You can also turn your body a bit as well.
I have tried this before but I have never been able to make the bumper transparent.

The reason this law exists is because small children (e.g 3ft tall) were getting run over.

Seriously, go put a large suitcase immediately behind your rear bumper and try to see it without a camera. You can't.

If you put a child size doll right under the rear wheel, can you see that in the camera? Or under a front wheel, for that matter?

Solve the problem completely or else admit that it's just for twits who can't parallel park.

> Solve the problem completely

That's just simply not how safety engineering works. Safety features mitigate risk, none of them solve it.

That is false. Safety engineering sometimes only mitigates risk, but often reduces it to practically zero, such that people have to be deliberately negligent to prevail in bringing about a safety incident. E.g. elevator holds 15 people, yet 45 somehow jam themselves in as a stunt.

Partial safety mitigation isn't so much how safety engineering works; it's how it ducks out of working due to non-engineering reasons. If any safety issue remains, that means engineering was not done in that regard: the safety engineers were excused from the requirement to design anything for that risk.

Do you believe, that I believed that I could see through the bumper?
No, I believe your flippant answer was made with disregard for the need to do so.
I had a flippant stupid reply. So they got a stupid flippant response.

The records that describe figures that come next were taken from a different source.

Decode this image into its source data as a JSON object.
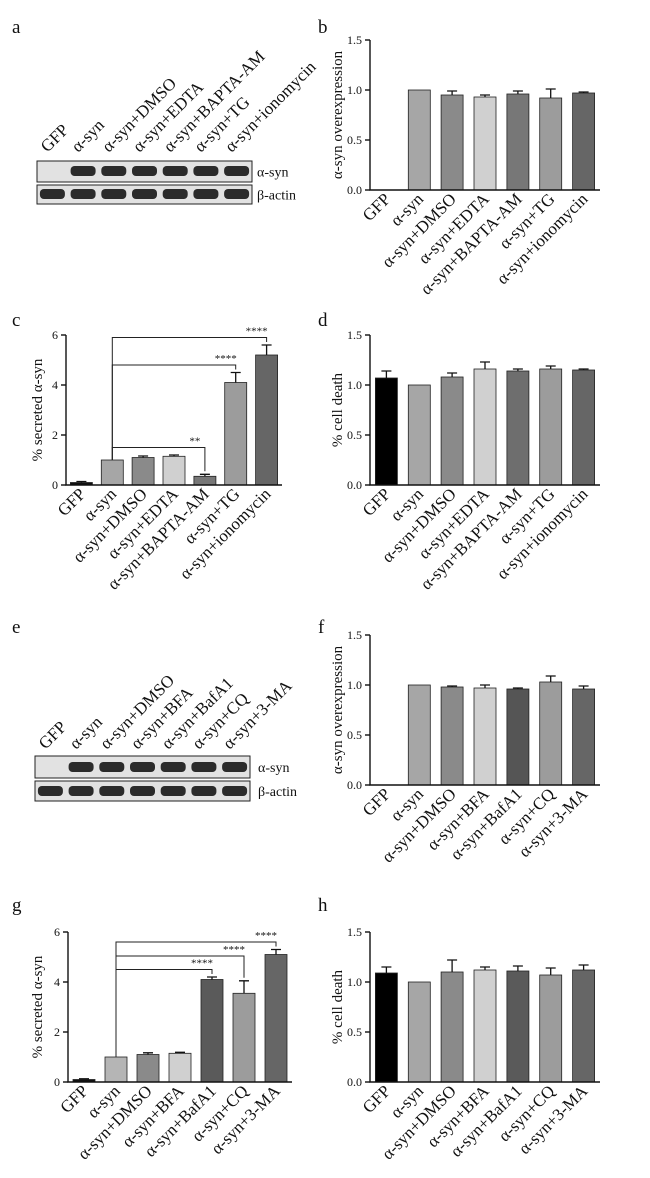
{
  "blots": [
    {
      "panel": "a",
      "lanes": [
        "GFP",
        "α-syn",
        "α-syn+DMSO",
        "α-syn+EDTA",
        "α-syn+BAPTA-AM",
        "α-syn+TG",
        "α-syn+ionomycin"
      ],
      "rows": [
        {
          "label": "α-syn",
          "bands": [
            0,
            1,
            1,
            1,
            1,
            1,
            1
          ]
        },
        {
          "label": "β-actin",
          "bands": [
            1,
            1,
            1,
            1,
            1,
            1,
            1
          ]
        }
      ]
    },
    {
      "panel": "e",
      "lanes": [
        "GFP",
        "α-syn",
        "α-syn+DMSO",
        "α-syn+BFA",
        "α-syn+BafA1",
        "α-syn+CQ",
        "α-syn+3-MA"
      ],
      "rows": [
        {
          "label": "α-syn",
          "bands": [
            0,
            1,
            1,
            1,
            1,
            1,
            1
          ]
        },
        {
          "label": "β-actin",
          "bands": [
            1,
            1,
            1,
            1,
            1,
            1,
            1
          ]
        }
      ]
    }
  ],
  "chart_data": [
    {
      "panel": "b",
      "type": "bar",
      "categories": [
        "GFP",
        "α-syn",
        "α-syn+DMSO",
        "α-syn+EDTA",
        "α-syn+BAPTA-AM",
        "α-syn+TG",
        "α-syn+ionomycin"
      ],
      "values": [
        0,
        1.0,
        0.95,
        0.93,
        0.96,
        0.92,
        0.97
      ],
      "errors": [
        0,
        0,
        0.04,
        0.02,
        0.03,
        0.09,
        0.01
      ],
      "colors": [
        "#000000",
        "#a6a6a6",
        "#8a8a8a",
        "#d0d0d0",
        "#777777",
        "#9c9c9c",
        "#666666"
      ],
      "ylabel": "α-syn overexpression",
      "ylim": [
        0,
        1.5
      ],
      "yticks": [
        0,
        0.5,
        1.0,
        1.5
      ],
      "ytick_labels": [
        "0.0",
        "0.5",
        "1.0",
        "1.5"
      ],
      "annotations": []
    },
    {
      "panel": "c",
      "type": "bar",
      "categories": [
        "GFP",
        "α-syn",
        "α-syn+DMSO",
        "α-syn+EDTA",
        "α-syn+BAPTA-AM",
        "α-syn+TG",
        "α-syn+ionomycin"
      ],
      "values": [
        0.1,
        1.0,
        1.1,
        1.15,
        0.35,
        4.1,
        5.2
      ],
      "errors": [
        0.04,
        0,
        0.06,
        0.05,
        0.08,
        0.4,
        0.4
      ],
      "colors": [
        "#111111",
        "#a6a6a6",
        "#8a8a8a",
        "#d0d0d0",
        "#777777",
        "#9c9c9c",
        "#666666"
      ],
      "ylabel": "% secreted α-syn",
      "ylim": [
        0,
        6
      ],
      "yticks": [
        0,
        2,
        4,
        6
      ],
      "ytick_labels": [
        "0",
        "2",
        "4",
        "6"
      ],
      "annotations": [
        {
          "from": 1,
          "to": 4,
          "label": "**"
        },
        {
          "from": 1,
          "to": 5,
          "label": "****"
        },
        {
          "from": 1,
          "to": 6,
          "label": "****"
        }
      ]
    },
    {
      "panel": "d",
      "type": "bar",
      "categories": [
        "GFP",
        "α-syn",
        "α-syn+DMSO",
        "α-syn+EDTA",
        "α-syn+BAPTA-AM",
        "α-syn+TG",
        "α-syn+ionomycin"
      ],
      "values": [
        1.07,
        1.0,
        1.08,
        1.16,
        1.14,
        1.16,
        1.15
      ],
      "errors": [
        0.07,
        0,
        0.04,
        0.07,
        0.02,
        0.03,
        0.01
      ],
      "colors": [
        "#000000",
        "#a6a6a6",
        "#8a8a8a",
        "#d0d0d0",
        "#6e6e6e",
        "#9c9c9c",
        "#666666"
      ],
      "ylabel": "% cell death",
      "ylim": [
        0,
        1.5
      ],
      "yticks": [
        0,
        0.5,
        1.0,
        1.5
      ],
      "ytick_labels": [
        "0.0",
        "0.5",
        "1.0",
        "1.5"
      ],
      "annotations": []
    },
    {
      "panel": "f",
      "type": "bar",
      "categories": [
        "GFP",
        "α-syn",
        "α-syn+DMSO",
        "α-syn+BFA",
        "α-syn+BafA1",
        "α-syn+CQ",
        "α-syn+3-MA"
      ],
      "values": [
        0,
        1.0,
        0.98,
        0.97,
        0.96,
        1.03,
        0.96
      ],
      "errors": [
        0,
        0,
        0.01,
        0.03,
        0.01,
        0.06,
        0.03
      ],
      "colors": [
        "#000000",
        "#a6a6a6",
        "#8a8a8a",
        "#d0d0d0",
        "#555555",
        "#9c9c9c",
        "#666666"
      ],
      "ylabel": "α-syn overexpression",
      "ylim": [
        0,
        1.5
      ],
      "yticks": [
        0,
        0.5,
        1.0,
        1.5
      ],
      "ytick_labels": [
        "0.0",
        "0.5",
        "1.0",
        "1.5"
      ],
      "annotations": []
    },
    {
      "panel": "g",
      "type": "bar",
      "categories": [
        "GFP",
        "α-syn",
        "α-syn+DMSO",
        "α-syn+BFA",
        "α-syn+BafA1",
        "α-syn+CQ",
        "α-syn+3-MA"
      ],
      "values": [
        0.1,
        1.0,
        1.1,
        1.15,
        4.1,
        3.55,
        5.1
      ],
      "errors": [
        0.03,
        0,
        0.07,
        0.04,
        0.1,
        0.5,
        0.2
      ],
      "colors": [
        "#111111",
        "#b5b5b5",
        "#8a8a8a",
        "#d0d0d0",
        "#5a5a5a",
        "#9c9c9c",
        "#666666"
      ],
      "ylabel": "% secreted α-syn",
      "ylim": [
        0,
        6
      ],
      "yticks": [
        0,
        2,
        4,
        6
      ],
      "ytick_labels": [
        "0",
        "2",
        "4",
        "6"
      ],
      "annotations": [
        {
          "from": 1,
          "to": 4,
          "label": "****"
        },
        {
          "from": 1,
          "to": 5,
          "label": "****"
        },
        {
          "from": 1,
          "to": 6,
          "label": "****"
        }
      ]
    },
    {
      "panel": "h",
      "type": "bar",
      "categories": [
        "GFP",
        "α-syn",
        "α-syn+DMSO",
        "α-syn+BFA",
        "α-syn+BafA1",
        "α-syn+CQ",
        "α-syn+3-MA"
      ],
      "values": [
        1.09,
        1.0,
        1.1,
        1.12,
        1.11,
        1.07,
        1.12
      ],
      "errors": [
        0.06,
        0,
        0.12,
        0.03,
        0.05,
        0.07,
        0.05
      ],
      "colors": [
        "#000000",
        "#a6a6a6",
        "#8a8a8a",
        "#d0d0d0",
        "#5a5a5a",
        "#9c9c9c",
        "#666666"
      ],
      "ylabel": "% cell death",
      "ylim": [
        0,
        1.5
      ],
      "yticks": [
        0,
        0.5,
        1.0,
        1.5
      ],
      "ytick_labels": [
        "0.0",
        "0.5",
        "1.0",
        "1.5"
      ],
      "annotations": []
    }
  ]
}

Typically when you are reversing and there is likely to be something sat behind your vehicle (like a child or a pet). You are parked. You can you know look before you get in the car.

If you have parking sensors it will alert you to something walking behind you anyway.

The point being made is there are way to deal with this without the need for a rear camera.

> Typically when you are reversing and there is likely to be something sat behind your vehicle (like a child or a pet). You are parked. You can you know look before you get in the car.

You can.

And then the kid/pet moves. They do that.

Of course, ideally people see the child and do not hit it. When atypical incidents happen, we call them accidents, and when they start happening at rates we find unacceptable we often engineer solutions to make those accidents less likely.

This is why we have seat belts instead of telling people "you idiot you should have used the brakes!"